Las comillas anteriores
corresponden a un extenso ensayo del inglés Edward Thomas (publicado en Londres
en 1911, cuatro años después de que apareció "L’Intelligence des Fleurs"
y tres antes de que Montaner y Simón publicaran en Barcelona la edición que hoy tengo en mis manos, que me regaló mi abuelo cuando yo debía tener quince años,
de la que tomo prestado el título de esta nota introductoria), ensayo en el que
afirma el autor que el objetivo de Maeterlinck es “reconciliar la Ciencia con
la Poesía, una reconciliación que durante muchos años hemos discutido,
avizorado, cuestionado y deseado”.
Dice también
Thomas que “Maeterlinck es el primer ‘místico’ en aparecer en la era de la
ciencia; y de verdad que es el más importante en la medida en que
verdaderamente pertenece a esa era.”
Quizás uno de los más contundentes ejemplos
contemporáneos que tenemos a mano, de esa expresión poética y mística del
conocimiento científico, es el “Cántico Cósmico” de Ernesto Cardenal, que extiende
su exploración de esa misma “Inteligencia Natural”, de ese “Genio Universal” (“el nombre poco importa” dice
Maeterlinck) hasta los mundos de los quarks y las remotas galaxias, aunque sin
descuidar la escala macro que
compartimos los humanos con los élitros de las libélulas y con las flores.
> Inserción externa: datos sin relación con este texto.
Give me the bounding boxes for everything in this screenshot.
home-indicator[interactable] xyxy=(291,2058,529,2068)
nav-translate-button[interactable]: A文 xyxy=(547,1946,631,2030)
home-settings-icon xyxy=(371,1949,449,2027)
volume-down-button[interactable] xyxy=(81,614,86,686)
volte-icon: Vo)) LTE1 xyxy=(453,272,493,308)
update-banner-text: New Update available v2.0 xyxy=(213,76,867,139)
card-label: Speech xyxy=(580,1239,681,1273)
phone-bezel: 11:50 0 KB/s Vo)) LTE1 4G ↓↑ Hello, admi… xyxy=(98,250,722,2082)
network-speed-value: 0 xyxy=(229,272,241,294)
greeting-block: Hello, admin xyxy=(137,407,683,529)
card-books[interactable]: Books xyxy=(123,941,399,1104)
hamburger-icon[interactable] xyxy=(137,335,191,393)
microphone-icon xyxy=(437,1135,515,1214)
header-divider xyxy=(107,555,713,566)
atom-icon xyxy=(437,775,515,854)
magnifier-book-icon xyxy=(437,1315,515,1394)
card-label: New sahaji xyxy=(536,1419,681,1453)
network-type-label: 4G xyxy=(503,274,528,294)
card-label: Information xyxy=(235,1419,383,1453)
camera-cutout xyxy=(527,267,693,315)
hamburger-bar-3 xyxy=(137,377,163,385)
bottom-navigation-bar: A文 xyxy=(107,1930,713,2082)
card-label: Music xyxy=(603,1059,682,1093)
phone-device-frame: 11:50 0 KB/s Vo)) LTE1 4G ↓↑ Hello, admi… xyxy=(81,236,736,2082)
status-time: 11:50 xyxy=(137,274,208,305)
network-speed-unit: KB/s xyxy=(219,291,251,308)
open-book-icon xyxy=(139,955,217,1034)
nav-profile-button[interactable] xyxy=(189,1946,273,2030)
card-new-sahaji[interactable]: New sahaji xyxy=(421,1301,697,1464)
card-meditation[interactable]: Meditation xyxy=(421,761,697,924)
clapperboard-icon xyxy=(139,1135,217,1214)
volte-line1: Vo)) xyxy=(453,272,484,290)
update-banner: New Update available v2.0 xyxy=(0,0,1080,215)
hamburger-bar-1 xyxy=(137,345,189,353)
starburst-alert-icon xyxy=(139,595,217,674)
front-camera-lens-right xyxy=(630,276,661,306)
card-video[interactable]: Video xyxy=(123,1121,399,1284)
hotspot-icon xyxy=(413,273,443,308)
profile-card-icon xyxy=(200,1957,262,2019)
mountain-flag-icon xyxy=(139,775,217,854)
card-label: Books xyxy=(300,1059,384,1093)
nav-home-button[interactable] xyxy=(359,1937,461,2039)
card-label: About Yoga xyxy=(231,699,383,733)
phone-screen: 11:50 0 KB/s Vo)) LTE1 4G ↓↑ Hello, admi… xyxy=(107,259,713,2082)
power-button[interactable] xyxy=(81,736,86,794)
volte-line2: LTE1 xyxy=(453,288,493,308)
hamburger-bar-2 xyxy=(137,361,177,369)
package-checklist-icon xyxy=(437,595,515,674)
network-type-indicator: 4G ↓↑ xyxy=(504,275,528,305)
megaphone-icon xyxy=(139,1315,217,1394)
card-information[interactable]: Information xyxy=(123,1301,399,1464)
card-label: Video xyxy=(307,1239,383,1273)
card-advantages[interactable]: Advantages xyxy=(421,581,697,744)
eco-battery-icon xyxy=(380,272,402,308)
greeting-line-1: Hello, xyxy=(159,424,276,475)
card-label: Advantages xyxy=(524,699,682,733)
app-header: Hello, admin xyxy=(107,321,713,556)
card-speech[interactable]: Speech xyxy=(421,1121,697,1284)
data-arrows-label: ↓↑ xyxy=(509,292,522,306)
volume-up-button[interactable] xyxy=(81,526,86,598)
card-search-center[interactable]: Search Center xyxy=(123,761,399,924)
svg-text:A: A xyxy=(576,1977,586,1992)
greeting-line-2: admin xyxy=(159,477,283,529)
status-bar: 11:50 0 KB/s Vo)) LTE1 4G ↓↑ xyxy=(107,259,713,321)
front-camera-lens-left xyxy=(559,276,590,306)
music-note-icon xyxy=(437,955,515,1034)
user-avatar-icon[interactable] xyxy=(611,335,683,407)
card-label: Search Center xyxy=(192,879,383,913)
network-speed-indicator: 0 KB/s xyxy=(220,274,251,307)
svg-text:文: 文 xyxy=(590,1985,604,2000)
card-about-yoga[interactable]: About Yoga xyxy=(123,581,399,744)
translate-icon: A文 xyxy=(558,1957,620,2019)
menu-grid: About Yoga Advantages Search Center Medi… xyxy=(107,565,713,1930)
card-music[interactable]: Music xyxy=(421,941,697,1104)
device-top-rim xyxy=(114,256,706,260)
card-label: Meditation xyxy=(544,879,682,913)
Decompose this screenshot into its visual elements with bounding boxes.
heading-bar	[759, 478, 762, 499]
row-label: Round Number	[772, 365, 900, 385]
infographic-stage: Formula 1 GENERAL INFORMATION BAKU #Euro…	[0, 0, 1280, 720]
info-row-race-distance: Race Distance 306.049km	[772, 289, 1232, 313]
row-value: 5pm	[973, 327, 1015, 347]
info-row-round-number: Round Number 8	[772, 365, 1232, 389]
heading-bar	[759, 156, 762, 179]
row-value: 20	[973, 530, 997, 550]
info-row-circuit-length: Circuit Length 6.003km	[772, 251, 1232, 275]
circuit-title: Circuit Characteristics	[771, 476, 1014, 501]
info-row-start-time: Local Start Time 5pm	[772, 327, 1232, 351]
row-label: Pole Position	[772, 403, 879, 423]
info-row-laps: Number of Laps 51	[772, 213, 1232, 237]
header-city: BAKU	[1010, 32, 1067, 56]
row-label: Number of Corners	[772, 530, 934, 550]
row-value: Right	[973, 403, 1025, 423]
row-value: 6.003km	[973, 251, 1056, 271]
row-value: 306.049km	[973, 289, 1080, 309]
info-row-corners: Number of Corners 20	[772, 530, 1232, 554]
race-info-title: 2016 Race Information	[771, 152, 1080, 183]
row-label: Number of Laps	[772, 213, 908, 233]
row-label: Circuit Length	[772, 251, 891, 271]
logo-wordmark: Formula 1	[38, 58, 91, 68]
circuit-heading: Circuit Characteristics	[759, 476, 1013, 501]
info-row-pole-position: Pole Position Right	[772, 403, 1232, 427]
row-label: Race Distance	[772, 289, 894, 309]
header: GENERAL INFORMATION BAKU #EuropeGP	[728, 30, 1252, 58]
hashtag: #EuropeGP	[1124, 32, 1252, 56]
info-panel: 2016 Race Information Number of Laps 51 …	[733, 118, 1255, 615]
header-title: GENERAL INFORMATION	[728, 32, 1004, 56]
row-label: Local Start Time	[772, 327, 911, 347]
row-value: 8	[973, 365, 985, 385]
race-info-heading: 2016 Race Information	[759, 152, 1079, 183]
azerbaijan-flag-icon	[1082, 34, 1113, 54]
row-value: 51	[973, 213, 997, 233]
Lo cierto es que Maeterlinck describe, en un lenguaje deliberadamente
poético, una cantidad enorme de conceptos y procesos que las ciencias naturales
conocen y también explican con sus propias palabras. Si los ortodoxos se
molestan por la antropización de esos
conceptos, que nos acepten por lo menos que la poética de Maeterlinck está
compuesta por metáforas afortunadas y funcionales, que nos permiten a los legos
entender y aprehender los fundamentos de esa “mecánica floral que funciona
desde hace millares de años”, e identificarnos vitalmente con ella.
Más aún: nos permiten hacerlo sensorial y, si se quiere, sensualmente, logro que rara vez alcanza
la fría y distante “objetividad” de las especializaciones y de los lenguajes
científicos. A través de esas metáforas sentimos que nosotros también somos
expresiones tangibles de los procesos de la vida.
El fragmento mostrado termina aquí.